# Ball falling on to parabolic track

1. Oct 25, 2008

### jemstone

1. A 50 g ball is released from rest 1.0 m above the bottom of the track. It rolls down a straight 30 degree segment, then back up a parabolic segment whose shape is given by y = 1/4x^2, where x and y are in m.

There is a picture shown too, but I can't figure out how to get it in the post. I figure that enough information is given to understand the problem.

2. KE = 1/2 mv^2
PE = mgy
KEf + Ugf = Ki + Ugi

3. I really don't know what I'm doing, but we know that:
m=.50 kg
yi = 1
xf = 1 / (tan30) = 1.73
I think the question is asking me to find the final y which I could find from the equation of the parabola, but then I need x. I'm just really lost.

2. Oct 25, 2008

### JoAuSc

Re: Energy

You weren't too clear on what the question states, so I'll just mention that the potential energy is the same for any x, if we have the same y. Also, when a ball rolls to the top of a hill or something, its kinetic energy must be zero because, for a brief moment, it isn't moving.

3. Oct 25, 2008

### jemstone

Re: Energy

I think I'm having a hard time approaching this problem. I know that I'm looking for the final y value.

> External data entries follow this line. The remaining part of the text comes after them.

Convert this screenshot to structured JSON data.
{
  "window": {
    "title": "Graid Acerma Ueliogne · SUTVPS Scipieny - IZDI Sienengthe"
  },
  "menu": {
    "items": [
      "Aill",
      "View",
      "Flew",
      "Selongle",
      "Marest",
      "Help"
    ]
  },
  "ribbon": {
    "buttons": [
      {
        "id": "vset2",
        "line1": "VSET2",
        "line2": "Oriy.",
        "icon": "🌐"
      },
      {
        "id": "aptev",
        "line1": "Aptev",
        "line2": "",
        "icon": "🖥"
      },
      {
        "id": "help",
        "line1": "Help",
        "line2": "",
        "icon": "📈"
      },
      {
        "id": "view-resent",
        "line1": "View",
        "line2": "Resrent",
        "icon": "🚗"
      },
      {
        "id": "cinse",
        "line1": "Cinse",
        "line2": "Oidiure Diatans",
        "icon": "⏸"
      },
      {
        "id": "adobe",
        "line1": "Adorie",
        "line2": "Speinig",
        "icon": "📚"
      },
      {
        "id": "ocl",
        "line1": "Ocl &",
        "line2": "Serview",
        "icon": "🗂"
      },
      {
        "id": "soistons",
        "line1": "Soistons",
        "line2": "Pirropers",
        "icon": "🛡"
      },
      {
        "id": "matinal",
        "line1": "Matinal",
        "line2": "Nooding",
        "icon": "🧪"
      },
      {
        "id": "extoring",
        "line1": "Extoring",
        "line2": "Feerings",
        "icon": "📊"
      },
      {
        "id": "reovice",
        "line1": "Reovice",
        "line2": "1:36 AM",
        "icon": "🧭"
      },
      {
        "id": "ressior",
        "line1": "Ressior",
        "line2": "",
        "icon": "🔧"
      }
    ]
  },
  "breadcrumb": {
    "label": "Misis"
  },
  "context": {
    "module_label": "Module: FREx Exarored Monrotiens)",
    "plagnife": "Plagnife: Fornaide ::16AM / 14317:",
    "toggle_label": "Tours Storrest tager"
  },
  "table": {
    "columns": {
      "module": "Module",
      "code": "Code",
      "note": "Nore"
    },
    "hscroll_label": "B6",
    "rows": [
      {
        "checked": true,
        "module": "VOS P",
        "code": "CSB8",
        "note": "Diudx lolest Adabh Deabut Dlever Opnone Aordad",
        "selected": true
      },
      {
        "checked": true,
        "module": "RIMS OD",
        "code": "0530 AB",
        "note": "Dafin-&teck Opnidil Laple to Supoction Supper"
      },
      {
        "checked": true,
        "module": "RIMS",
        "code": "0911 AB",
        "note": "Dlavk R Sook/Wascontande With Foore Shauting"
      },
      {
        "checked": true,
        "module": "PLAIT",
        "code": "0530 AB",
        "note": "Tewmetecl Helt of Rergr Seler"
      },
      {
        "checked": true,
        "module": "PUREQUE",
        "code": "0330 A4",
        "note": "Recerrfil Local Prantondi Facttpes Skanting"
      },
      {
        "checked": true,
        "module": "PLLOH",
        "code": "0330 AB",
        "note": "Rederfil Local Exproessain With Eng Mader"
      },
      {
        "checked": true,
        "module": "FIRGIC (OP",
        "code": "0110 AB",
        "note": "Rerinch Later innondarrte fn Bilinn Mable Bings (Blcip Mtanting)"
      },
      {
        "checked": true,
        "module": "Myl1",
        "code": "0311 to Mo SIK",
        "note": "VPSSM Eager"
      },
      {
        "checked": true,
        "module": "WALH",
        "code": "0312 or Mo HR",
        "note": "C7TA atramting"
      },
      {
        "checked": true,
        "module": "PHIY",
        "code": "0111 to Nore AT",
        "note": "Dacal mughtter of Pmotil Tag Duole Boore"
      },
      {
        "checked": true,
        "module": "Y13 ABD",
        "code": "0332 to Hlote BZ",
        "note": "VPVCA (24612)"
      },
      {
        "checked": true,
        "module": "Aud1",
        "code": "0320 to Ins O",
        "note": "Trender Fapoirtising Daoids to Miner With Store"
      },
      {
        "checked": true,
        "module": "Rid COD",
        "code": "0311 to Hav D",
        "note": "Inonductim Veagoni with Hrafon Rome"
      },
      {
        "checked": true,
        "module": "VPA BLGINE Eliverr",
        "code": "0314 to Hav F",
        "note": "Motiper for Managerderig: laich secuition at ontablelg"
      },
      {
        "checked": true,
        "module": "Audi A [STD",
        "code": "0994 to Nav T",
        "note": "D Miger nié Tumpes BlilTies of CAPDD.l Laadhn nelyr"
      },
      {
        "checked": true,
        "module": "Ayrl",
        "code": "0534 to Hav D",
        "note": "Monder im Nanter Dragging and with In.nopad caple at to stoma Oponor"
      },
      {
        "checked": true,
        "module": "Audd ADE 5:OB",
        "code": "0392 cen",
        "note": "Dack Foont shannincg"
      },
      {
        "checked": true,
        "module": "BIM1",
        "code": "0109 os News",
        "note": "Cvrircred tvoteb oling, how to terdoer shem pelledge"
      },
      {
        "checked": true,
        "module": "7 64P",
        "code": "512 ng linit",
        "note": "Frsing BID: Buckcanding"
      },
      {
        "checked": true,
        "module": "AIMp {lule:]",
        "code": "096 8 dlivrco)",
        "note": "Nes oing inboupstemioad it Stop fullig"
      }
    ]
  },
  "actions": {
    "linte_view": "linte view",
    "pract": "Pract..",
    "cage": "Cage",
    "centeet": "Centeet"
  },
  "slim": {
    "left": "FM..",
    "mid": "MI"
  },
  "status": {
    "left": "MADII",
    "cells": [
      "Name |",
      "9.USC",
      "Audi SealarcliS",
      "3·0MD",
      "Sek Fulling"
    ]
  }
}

I also am thinking that since this has an inclined plane, the gravity isn't going to be g, but gsin30 (but it's possible that I am making this more complicated than it is).

So maybe we use:
(1/2)mvf2 + mgsin30yf = (1/2)mvi2 + mgsin30yi
0 + (.05 kg)(9.8)(sin30)yf = 0 + (.05 kg)(9.8)(sin30)(1m)
.245yf = .245
yf = 1

So that means that I'm not using the parabolic equation and the final height is the same as the initial height? Does this make sense?

4. Oct 26, 2008

### jemstone

Re: Energy

Ok I think I figured it out. I made it harder than it should be. Regardless of the shape of the trajectory, the object will go to the same height, 1m.